The Zak nodded at a man dozing in the heat. He lay on his cloak, a broad-brimmed traveler’s hat over his face; beside him at waist height was a wine cup, securely planted on the rim of a tree pot. She dipped a finger in
to the dregs of Shkai’ra’s cup and drew two lines, one around the base and another on the rim. “Watch,” she said.
Very gently, she put a finger to the edge of Shkai’ra’s goblet and pushed. The cup five meters away leaped in a parody of the tiny motion, and the cool liquid poured unerringly into the man’s lap. He leaped to his feet with a wild, strangled yell, fist upraised. Awareness blinked back into his eyes, and the realization that there was nobody within five meters of him. His mouth worked silently; the fist fell, and his eyes with it to the purple stain on the brown cotton of his tunic. He wrapped his cloak about his middle and stole away.
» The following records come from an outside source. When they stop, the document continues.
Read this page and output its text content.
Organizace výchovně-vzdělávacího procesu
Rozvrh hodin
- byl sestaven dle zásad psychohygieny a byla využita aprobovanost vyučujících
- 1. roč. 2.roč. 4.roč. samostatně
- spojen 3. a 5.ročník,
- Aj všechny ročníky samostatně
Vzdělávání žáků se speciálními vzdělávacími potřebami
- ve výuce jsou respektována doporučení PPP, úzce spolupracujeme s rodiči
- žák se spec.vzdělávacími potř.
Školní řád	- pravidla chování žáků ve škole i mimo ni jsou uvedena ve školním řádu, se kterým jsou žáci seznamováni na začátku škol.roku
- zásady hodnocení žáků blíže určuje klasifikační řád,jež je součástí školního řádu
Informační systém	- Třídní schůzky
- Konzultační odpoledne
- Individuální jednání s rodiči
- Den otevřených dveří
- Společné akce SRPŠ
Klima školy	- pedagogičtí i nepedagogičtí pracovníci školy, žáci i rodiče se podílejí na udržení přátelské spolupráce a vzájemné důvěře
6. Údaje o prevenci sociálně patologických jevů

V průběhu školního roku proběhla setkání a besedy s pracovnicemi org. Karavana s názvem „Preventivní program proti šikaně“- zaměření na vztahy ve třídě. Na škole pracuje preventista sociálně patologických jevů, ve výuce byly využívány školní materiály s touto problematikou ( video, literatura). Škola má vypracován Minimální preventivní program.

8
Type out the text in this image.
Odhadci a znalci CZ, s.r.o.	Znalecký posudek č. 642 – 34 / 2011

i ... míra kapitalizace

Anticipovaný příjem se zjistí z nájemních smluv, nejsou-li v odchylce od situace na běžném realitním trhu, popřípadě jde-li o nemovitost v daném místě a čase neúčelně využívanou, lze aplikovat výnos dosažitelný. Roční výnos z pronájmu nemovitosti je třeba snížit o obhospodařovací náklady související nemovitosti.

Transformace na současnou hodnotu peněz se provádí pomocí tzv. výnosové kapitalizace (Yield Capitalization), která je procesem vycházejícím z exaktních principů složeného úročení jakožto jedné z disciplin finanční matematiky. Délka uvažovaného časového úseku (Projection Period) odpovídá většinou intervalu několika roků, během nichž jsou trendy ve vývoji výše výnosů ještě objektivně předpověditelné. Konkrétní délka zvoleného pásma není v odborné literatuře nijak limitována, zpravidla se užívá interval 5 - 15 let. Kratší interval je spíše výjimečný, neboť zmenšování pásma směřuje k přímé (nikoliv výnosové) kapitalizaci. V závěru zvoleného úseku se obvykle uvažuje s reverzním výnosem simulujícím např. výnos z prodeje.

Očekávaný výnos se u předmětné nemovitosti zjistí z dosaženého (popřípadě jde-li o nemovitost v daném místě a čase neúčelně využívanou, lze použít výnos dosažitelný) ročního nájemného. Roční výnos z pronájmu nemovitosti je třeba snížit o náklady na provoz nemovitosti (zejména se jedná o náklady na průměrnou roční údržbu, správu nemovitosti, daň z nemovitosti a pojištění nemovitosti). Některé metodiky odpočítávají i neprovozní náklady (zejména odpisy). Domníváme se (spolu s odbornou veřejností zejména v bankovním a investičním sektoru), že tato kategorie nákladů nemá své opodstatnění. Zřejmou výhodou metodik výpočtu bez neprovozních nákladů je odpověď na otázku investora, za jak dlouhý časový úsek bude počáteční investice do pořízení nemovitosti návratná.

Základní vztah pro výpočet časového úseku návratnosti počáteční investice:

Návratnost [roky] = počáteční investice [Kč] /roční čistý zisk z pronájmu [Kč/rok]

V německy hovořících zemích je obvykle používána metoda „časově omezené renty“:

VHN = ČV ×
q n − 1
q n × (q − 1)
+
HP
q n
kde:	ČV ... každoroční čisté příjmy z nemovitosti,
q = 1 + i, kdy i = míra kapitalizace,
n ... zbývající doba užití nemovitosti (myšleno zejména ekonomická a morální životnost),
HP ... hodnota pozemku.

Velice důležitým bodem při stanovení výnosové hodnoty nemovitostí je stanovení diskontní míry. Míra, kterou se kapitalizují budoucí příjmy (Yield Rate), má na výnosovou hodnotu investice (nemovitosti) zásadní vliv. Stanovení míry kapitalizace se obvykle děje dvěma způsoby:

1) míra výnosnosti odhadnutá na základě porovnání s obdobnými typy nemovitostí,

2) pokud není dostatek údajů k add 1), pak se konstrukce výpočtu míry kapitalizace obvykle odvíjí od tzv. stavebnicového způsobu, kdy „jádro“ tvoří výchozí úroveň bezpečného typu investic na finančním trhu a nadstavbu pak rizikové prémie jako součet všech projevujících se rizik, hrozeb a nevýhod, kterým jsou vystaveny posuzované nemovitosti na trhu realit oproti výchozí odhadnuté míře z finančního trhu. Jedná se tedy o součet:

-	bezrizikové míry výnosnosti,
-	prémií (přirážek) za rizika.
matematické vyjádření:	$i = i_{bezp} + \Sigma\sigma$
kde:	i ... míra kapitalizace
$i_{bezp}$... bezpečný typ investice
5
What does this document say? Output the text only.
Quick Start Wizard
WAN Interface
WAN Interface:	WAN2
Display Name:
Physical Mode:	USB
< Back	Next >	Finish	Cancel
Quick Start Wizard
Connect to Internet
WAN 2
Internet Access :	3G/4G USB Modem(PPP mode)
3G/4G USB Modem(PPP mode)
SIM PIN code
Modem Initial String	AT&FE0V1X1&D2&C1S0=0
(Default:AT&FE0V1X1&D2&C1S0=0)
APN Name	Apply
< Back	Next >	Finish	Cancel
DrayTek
The Zak picked up her cup and emptied it with a sly almost-smile. “Not everybody who can do a little magic sits under bushes and makes prophecies,” she said impishly, hiding her tension. “Better to have a little fun now and then.”
In a chamber overlooking gardens, beneath a dome of crystal, a robed figure, another of the Guild of the Wise, sat motionless above a brazen bowl of water.
Others had watched here before him; there would be a relief when he tired, and that would not be soon. Sensation/experience/perception drifted through the still pool of his mind, without rippling its receptivity. Leaves brushed against the brickwork of the tower; a breeze whispered through the latticework supports of the dome, laden with the scent of flowers and baking bread.
A spot of light appeared in the clear water. He rose smoothly from the cross-legged position he had kept for a hand of hours. Another figure appeared on the spiral stair below.
“It has begun,” he said to the one who came. “Summon the adepts.”
His gaze returned to the water. The workings of the Patterns were a never-failing source of wonder. This was the nexus of probability they had sensed; he closed his eyes and ran fingers of thought over the skein of branching alternates that ran forward from the fixed point of now he occupied. There was very delicate work ahead, a nudging at the workings of fate and chance to ensure that events fell as they willed.